Even with more right - for to apply modal techniques, one needs
total monotonicity, while the endpoint method can work with simple
monotonicity. Thus the latter is of broader applicability.

There can still be benefit in these cases. One example in your paper is
(x*y-1)/(x+y+1) for x,y >= 0, which is not totally monotonic. But we can
factor into the equivalent expression (x*y)/(x+y+1)-1/(x+y+1) and compute
the optimal range enclosure

    (X*Y)/(Dual(X)+Dual(Y)+1)-1/(X+Y+1)=[-1,0.6]
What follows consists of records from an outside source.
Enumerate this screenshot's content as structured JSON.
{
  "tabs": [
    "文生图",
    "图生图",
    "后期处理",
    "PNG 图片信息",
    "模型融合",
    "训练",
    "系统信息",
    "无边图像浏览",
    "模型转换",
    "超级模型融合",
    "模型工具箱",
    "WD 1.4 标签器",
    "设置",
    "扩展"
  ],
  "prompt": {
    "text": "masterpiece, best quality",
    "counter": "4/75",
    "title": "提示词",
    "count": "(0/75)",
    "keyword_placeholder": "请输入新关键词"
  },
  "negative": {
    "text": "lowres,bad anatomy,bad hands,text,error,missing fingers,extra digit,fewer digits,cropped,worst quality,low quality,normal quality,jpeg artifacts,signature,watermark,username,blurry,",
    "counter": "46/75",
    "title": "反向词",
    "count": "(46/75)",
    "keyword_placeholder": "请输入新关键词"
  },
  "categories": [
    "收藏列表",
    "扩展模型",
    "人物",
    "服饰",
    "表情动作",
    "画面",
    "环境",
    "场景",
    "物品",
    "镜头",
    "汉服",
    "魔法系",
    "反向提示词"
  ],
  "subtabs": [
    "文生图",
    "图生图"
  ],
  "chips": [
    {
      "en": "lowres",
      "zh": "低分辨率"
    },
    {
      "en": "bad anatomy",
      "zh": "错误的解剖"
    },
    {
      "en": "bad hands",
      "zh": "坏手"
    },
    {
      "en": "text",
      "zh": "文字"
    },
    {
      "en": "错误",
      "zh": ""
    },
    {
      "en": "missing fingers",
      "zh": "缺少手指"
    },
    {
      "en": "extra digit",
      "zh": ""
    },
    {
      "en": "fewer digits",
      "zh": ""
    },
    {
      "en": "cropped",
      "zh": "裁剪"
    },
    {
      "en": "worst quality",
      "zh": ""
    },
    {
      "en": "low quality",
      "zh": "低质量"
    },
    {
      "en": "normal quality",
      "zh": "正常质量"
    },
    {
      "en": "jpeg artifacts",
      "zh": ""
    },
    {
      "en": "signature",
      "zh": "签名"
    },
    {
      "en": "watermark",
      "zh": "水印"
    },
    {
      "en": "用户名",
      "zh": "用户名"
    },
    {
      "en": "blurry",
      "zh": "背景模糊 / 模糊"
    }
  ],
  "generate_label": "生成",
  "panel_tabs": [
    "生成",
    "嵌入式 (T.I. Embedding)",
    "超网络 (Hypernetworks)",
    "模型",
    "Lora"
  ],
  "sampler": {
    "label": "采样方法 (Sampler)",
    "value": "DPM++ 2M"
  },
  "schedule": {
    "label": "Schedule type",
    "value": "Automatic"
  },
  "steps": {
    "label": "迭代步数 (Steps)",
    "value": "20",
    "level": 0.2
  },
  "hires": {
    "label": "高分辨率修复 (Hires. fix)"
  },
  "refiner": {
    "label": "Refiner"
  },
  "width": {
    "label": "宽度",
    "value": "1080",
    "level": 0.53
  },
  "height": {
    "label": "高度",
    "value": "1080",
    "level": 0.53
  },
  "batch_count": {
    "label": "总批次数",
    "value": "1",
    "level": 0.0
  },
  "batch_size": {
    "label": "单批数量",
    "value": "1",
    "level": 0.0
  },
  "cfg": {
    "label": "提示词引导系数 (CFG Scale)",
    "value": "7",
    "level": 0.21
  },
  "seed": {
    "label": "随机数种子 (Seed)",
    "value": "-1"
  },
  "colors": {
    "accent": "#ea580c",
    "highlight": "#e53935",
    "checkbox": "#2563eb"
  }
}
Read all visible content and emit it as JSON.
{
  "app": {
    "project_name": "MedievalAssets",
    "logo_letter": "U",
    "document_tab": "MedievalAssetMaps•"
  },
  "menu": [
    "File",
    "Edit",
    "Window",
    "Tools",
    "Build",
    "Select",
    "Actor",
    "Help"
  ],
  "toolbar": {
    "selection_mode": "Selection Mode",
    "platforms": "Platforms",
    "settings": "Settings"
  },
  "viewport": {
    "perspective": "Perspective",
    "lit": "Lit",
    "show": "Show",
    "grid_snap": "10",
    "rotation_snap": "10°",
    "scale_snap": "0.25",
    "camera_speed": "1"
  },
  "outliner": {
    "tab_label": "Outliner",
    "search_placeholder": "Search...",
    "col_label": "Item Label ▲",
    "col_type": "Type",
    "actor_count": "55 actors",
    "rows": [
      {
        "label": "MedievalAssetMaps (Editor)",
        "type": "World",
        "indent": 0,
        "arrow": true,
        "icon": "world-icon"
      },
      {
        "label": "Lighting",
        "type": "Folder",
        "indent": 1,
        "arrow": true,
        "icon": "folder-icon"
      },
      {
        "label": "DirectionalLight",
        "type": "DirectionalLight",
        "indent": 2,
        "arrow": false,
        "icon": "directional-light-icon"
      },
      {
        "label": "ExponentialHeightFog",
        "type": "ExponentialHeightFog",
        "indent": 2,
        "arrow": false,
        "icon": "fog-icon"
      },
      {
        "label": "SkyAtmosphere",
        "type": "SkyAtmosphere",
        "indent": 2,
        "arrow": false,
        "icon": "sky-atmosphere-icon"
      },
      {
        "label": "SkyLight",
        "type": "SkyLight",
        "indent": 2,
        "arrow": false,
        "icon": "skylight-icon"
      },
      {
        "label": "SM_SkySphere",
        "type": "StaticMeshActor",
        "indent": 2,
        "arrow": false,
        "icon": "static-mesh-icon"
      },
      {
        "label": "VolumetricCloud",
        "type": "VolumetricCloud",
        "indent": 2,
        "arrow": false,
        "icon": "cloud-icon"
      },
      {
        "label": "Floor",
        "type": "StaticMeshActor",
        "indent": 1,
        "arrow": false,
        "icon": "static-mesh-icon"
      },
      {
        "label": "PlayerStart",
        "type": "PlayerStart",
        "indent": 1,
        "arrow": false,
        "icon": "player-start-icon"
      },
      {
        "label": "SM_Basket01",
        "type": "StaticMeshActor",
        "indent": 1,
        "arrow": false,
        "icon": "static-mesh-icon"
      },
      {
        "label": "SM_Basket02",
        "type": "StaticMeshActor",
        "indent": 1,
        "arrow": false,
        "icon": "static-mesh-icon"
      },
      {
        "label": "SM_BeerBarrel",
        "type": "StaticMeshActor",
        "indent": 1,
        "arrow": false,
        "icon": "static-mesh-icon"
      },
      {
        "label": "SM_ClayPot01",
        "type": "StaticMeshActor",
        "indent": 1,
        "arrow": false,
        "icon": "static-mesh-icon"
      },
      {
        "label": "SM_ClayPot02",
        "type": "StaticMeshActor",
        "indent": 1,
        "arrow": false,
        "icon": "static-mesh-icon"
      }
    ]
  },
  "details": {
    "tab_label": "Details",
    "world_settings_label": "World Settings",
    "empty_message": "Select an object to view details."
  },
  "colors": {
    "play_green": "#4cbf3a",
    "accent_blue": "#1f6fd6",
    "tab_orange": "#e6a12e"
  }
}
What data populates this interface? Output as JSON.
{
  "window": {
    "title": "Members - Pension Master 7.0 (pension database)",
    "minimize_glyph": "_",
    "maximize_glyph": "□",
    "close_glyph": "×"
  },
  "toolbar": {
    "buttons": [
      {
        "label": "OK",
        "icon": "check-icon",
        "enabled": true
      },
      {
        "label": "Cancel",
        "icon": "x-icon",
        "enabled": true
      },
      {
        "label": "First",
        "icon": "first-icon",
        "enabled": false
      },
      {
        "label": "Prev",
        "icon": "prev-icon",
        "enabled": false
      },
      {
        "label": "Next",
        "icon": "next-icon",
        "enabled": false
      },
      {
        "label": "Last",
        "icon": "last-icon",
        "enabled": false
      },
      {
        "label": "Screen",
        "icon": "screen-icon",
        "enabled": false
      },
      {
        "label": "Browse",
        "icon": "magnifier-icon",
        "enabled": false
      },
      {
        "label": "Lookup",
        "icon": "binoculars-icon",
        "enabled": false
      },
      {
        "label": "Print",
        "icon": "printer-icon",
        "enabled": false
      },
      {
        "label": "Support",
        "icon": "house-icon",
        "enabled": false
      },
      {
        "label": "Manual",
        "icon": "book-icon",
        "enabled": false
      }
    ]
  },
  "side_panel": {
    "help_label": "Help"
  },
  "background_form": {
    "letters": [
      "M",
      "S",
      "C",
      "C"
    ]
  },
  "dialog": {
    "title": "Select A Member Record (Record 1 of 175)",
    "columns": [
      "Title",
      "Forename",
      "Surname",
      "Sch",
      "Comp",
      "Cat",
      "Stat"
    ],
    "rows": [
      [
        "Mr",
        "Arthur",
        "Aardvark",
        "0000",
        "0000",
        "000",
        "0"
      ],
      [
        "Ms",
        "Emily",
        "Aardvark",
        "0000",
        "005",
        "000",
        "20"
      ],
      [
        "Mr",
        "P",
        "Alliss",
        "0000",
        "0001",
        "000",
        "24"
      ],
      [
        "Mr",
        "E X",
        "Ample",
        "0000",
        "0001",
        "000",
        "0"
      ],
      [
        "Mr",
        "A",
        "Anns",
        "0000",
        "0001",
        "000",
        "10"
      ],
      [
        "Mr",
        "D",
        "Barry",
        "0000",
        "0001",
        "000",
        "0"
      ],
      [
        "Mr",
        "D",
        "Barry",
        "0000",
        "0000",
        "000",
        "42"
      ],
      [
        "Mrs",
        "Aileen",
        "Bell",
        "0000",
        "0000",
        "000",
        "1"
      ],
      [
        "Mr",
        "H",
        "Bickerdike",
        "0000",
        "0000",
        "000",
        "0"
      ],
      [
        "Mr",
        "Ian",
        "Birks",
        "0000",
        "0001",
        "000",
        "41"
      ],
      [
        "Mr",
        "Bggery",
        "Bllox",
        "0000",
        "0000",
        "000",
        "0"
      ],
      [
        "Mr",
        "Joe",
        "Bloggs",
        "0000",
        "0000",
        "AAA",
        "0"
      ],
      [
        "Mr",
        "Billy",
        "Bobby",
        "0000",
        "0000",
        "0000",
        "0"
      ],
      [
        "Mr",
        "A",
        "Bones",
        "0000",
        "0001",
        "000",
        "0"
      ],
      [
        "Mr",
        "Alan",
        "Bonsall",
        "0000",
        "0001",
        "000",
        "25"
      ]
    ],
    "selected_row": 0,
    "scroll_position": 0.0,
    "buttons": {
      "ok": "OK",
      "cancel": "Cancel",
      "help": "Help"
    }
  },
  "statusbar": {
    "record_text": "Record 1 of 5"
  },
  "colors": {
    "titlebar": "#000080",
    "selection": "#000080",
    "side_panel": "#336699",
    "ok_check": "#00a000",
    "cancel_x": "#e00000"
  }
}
on a modal interval processor in the same time as 8 floating-point
operations.

At the cost of 8 modal operations on a dedicated modal processor,
which must be comparted to the cost of 5 paired directed operations
on a dedicated directed processor.

Thus the modal way is now 60% slower, without any gain in accuracy!


To compute the optimal range enclosure with endpoint analysis
requires 10 floating-point operations. So computation on a modal processor
is still faster.

Only if you assume the unfair advantage that the modal calculation has
access to special hardware while the monotonicity method is not granted
that privilege.

I therefore don't find your argumentation convincing.